Interpol issued an international arrest warrant for the cult leader late last month.

Lev Tahor members walk in London, July 8, 2022. Source: Twitter.
Lev Tahor members walk in London, July 8, 2022. Source: Twitter.

Jonathan Emmanuel Cardona Castillo, 23, a leader of the Jewish Lev Tahor sect was arrested by El Salvadoran authorities last week, the Public Prosecutor’s Office of Guatemala announced on Jan. 2 in a Facebook video post.

Guatemala has initiated proceedings for the extradition of Castillo to face justice, said Juan Francisco Reyes, an attorney in the department concerned with human trafficking in the Prosecutor’s Office.

Interpol issued an international arrest warrant for Castillo late last month. Castillo is wanted by Guatemala on charges including human trafficking, rape and abuse of minors, the international police organization said in a Red Notice.

Castillo is a citizen of Guatemala and El Salvador and speaks Hebrew and Spanish.

Lev Tahor, or “Pure Heart” in Hebrew, is a fundamentalist Jewish cult that Guatemalan authorities say engages in child sexual abuse, pedophilia and rape. The organization, described as the “Jewish Taliban,” was founded in Jerusalem in 1988 by the anti-Zionist Rabbi Shlomo Helbrans. The cult follows an extreme fundamentalist form of Jewish practice including head-to-toe black coverings for girls and women from the age of three.

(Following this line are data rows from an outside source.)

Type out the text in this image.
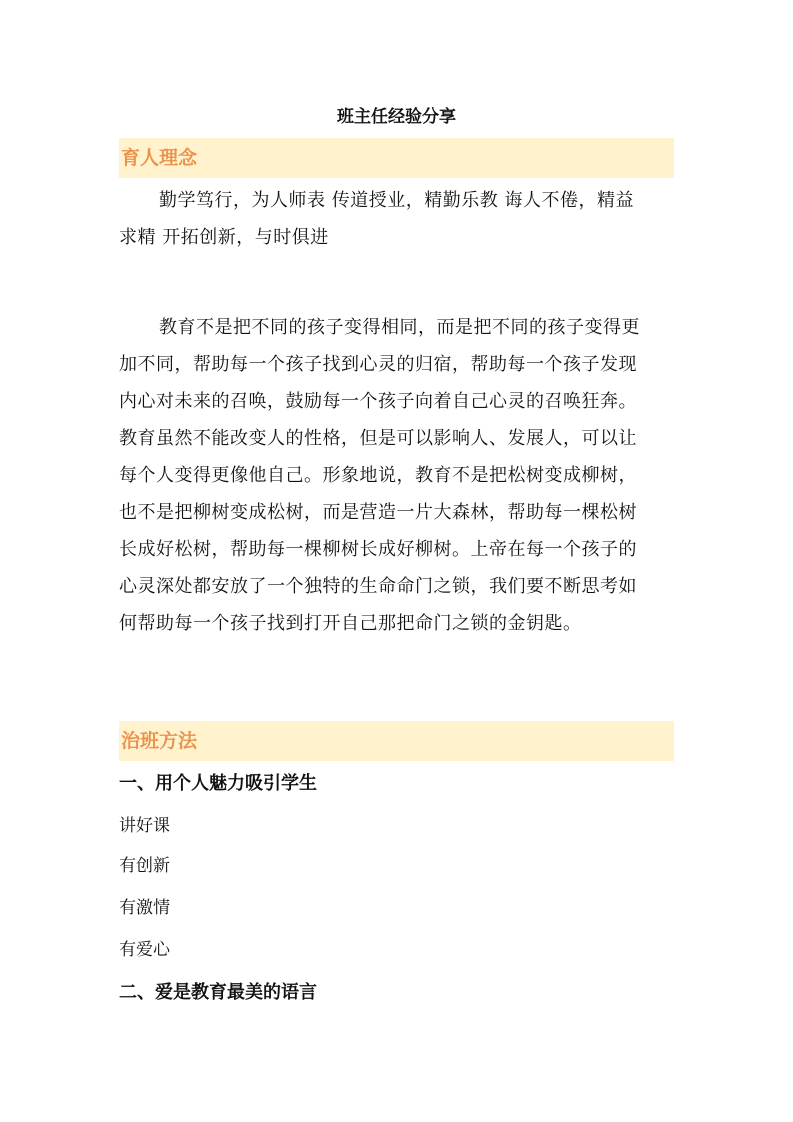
班主任经验分享
育人理念
勤学笃行，为人师表 传道授业，精勤乐教 诲人不倦，精益
求精 开拓创新，与时俱进
教育不是把不同的孩子变得相同，而是把不同的孩子变得更
加不同，帮助每一个孩子找到心灵的归宿，帮助每一个孩子发现
内心对未来的召唤，鼓励每一个孩子向着自己心灵的召唤狂奔。
教育虽然不能改变人的性格，但是可以影响人、发展人，可以让
每个人变得更像他自己。形象地说，教育不是把松树变成柳树，
也不是把柳树变成松树，而是营造一片大森林，帮助每一棵松树
长成好松树，帮助每一棵柳树长成好柳树。上帝在每一个孩子的
心灵深处都安放了一个独特的生命命门之锁，我们要不断思考如
何帮助每一个孩子找到打开自己那把命门之锁的金钥匙。
治班方法
一、用个人魅力吸引学生
讲好课
有创新
有激情
有爱心
二、爱是教育最美的语言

Its members moved from Israel to the U.S. and back before heading to Canada, Guatemala and Mexico, often fleeing child welfare agencies. They have also stayed in several Eastern European countries as well as Turkey for shorter periods. In 2022, Mexican authorities arrested a sect leader near the Guatemalan border and removed women and children from a compound.

Israel’s Ministry of Welfare and Social Affairs sent a delegation last week to Guatemala to help local authorities counter the cult. The delegation, which includes senior professionals, will share knowledge and experience gained treating cult victims and their families, Arutz 7 reported.

“The Ministry of Social Affairs has been following the affair of the Lev Tahor cult for about a decade,” said ministry director-general Yinon Aharoni. “Sharing professional knowledge with Guatemalan authorities is another important step in our ongoing efforts to assist victims of the cult and prevent further harm to children,” he said.

On Dec. 20, Guatemalan security authorities raided the Lev Tahor cult compound. “The operation led to the rescue of 160 minors who were allegedly being abused by a member of the Lev Tahor sect,” Interior Minister Francisco Jiménez tweeted after the raid on the property, a farmhouse located in the municipality of Oratorio, some 37 miles southwest of the capital.

The raid was the most aggressive action to date by Guatemalan authorities against the Lev Tahor community, which has attracted legal scrutiny since establishing a presence in the Central American country in 2013.

The cult has moved through several countries, and even attempted to reach Iran, before returning to Guatemala, according to Ilan Sharif, the director of the Israeli ministry’s Cult Victims Department.

The radical group has been accused of child and sexual abuse charges in several countries. Sect leaders have described the investigations as “religious persecution,” AFP reported.

In March, a New York court sentenced three leaders of Lev Tahor—Yoil Weingarten, Yakov Weingarten and Shmiel Weingarten—for child exploitation and kidnapping two children from the Catskills home of their mother in 2018.